Lexikon

Handwörterbuch der Textilkunde aller Zeiten und Völker für Studierende, Fabrikanten, Kaufleute, Sammler und Zeichner der Gewebe, Stickereien, Spitzen, Teppiche und dergl., sowie für Schule und Haus, bearbeitet von Max Heiden, Stuttgart 1904

Gesamtindex
Eintrag: Schweiz
Schweiz, die Anfänge der Textilindustrie - Woll- und Leinenindustrie - lassen sich bis ins 13. Jahrh. zurückverfolgen; auch die Züricher Seidenmanufaktur ist so alt. Im 16. Jahrh. begann die Seidenindustrie allgemeiner zu werden, ebenso die Sammet-, Seidenweberei und Passementerie im 17. Jahrh. folgte die Musselinmanufaktur, Stoffdruckerei, Bleicherei, Strumpfweberei und Spitzenklöppelei. Das 18. Jahrh. brachte die Baumwollspinnerei und Stickerei Die Spitzenklöppelei ist inzwischen fast ganz eingegangen, wesentlich zurückgegangen ist die Leinenmanufaktur, vorübergehend auch die Wollfabrikation.

In 1099 Betrieben für Baumwolle waren 1901: 49 023 Arbeiter beschäftigt; für Seide 235 Betriebe mit 33 506 Arbeitern; für Wolle 65 Betriebe mit 4166 Arbeitern; für Leinen 13 Betriebe mit 956 Arbeitern; für andere Textilwaren 322 Betriebe mit 9542 Arbeitern.
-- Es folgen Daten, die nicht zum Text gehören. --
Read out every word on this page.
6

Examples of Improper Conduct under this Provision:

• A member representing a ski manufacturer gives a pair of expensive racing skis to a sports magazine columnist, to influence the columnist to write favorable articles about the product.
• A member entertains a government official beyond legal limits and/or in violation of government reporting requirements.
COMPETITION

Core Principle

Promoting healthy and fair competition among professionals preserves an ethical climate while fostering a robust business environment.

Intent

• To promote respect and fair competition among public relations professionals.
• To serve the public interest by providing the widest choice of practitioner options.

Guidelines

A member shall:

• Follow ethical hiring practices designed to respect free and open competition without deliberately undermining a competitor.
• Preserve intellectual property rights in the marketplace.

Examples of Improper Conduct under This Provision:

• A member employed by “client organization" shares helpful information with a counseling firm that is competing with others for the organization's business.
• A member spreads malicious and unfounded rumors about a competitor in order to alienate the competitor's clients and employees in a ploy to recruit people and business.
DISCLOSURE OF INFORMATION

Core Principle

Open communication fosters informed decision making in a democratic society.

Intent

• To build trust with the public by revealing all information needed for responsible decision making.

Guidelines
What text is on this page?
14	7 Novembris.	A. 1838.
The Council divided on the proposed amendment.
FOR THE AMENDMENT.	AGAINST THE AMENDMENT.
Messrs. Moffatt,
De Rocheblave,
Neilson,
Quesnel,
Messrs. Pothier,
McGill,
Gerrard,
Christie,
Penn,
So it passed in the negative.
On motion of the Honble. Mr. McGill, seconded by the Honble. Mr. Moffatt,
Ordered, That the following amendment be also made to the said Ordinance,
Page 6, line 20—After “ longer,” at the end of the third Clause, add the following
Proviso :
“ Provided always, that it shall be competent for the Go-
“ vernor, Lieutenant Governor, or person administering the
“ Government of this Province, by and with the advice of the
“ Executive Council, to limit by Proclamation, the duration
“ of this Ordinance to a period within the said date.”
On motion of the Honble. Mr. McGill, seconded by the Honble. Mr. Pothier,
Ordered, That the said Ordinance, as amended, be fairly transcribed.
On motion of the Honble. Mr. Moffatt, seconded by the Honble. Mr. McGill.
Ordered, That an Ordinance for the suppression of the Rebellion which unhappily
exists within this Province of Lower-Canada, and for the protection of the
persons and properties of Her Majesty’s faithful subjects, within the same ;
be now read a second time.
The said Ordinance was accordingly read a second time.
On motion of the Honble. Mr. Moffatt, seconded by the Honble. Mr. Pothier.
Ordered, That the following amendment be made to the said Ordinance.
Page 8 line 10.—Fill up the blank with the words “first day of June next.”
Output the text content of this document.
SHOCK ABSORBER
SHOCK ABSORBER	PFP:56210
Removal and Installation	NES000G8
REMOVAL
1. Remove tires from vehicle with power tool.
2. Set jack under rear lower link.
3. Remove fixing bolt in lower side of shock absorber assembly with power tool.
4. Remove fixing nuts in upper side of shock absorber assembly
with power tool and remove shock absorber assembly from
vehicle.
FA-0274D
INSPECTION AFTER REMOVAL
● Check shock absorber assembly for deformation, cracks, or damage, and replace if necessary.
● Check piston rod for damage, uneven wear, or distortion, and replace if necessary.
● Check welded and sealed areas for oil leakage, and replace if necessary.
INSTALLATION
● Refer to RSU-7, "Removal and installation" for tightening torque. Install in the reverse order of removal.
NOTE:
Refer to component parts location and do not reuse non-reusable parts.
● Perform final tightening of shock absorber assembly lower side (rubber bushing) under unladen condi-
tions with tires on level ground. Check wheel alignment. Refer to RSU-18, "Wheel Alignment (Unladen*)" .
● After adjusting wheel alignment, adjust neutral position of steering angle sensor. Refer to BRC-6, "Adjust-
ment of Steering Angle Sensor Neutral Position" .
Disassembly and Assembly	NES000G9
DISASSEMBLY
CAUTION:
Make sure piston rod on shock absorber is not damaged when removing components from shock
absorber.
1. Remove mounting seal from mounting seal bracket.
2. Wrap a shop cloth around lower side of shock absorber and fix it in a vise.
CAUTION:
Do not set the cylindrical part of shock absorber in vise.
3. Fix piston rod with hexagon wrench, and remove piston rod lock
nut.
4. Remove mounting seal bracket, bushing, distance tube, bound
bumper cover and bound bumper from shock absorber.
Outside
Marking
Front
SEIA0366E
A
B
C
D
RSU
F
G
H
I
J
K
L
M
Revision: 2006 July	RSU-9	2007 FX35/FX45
Die Stickereiindustrie beschäftigt in 130 Fabriken etwa 16000 Stickmaschinen, 2600 Schifflimaschinen mit 6000 Arbeitern. Ausserdem arbeitet der österr. Vorarlberg lediglich für den Platz St. Gallen.

Die Pohseidenerzeugung und Seidenspinnerei ist in Tessin bedeutend, während Seidenstoffe besonders in Zürich, Bern, Basel, Schaffhausen, Aargau, Glarus, Thurgau, Graubünden und für Zürichs Rechnung in Zug, Schwyz und Unterwalden erzeugt werden; Seidenbänder besonders in Basel, dann im bernischen Jura und in Solothurn. Ungenügend für den Bedarf ist die Wollwarenindustrie, welche in Zürich, Bern, Glarus, Schaffhausen und Solothurn durch Fabriken vertreten ist; sehr bedeutend aber die Industrie in Baumwolle, in der die Schweiz unter den Staaten Europas den vierten Rang einnimmt. Die erste Stelle behauptet Zürich, dann Aargau, Glarus und St. Gallen. Nur vier Kantone betreiben diese Spinnerei nicht. Der Export geht nach Deutschland, Oesterreich, Frankreich und Italien. Die Baumwollweberei, in allen Kantonen betrieben, ist am bedeutendsten in Zürich, Aargau, Glarus, St. Gallen, Appenzell, Zug und Thurgau; Fabrikate sind glatte und fassonierte Gewebe, Buntweberei und Pikeeweberei für Tischdecken, Bettüberwürfe u. dgl., billige Rock- und Hosenstoffe für die Levante, Indien und Afrika; berühmte Musseline kommen aus Appenzell (Herisau), St. Gallen und Zürich für Amerika und England. Nachahmungen von indischen Geweben mit Seide und Metallfäden werden in St. Gallen (Toggenburg und Nieder-Uzwyl) für Nord- und Südamerika, Afrika, Türkei und Asien gefertigt; Leinenweberei treibt man im Emmenthal in Bern (Burgdorf und Langenthai), genügt jedoch dem Bedarf keineswegs. In der Färberei wird Grosses geleistet, die schweizer roten Garne, Adrianopeler und krapp violetten Tücher werden nirgends in Güte und Farbe übertroffen, und die bedruckten Foulards sind weit berühmt. Hauptsitze für Stoffdruckerei sind Glarus, Zürich, Aargau, Appenzell, Bern und Neuenburg. Die Spitzenklöppelei wird nur in Waadt und Neuenburg in grösserer Ausdehnung betrieben.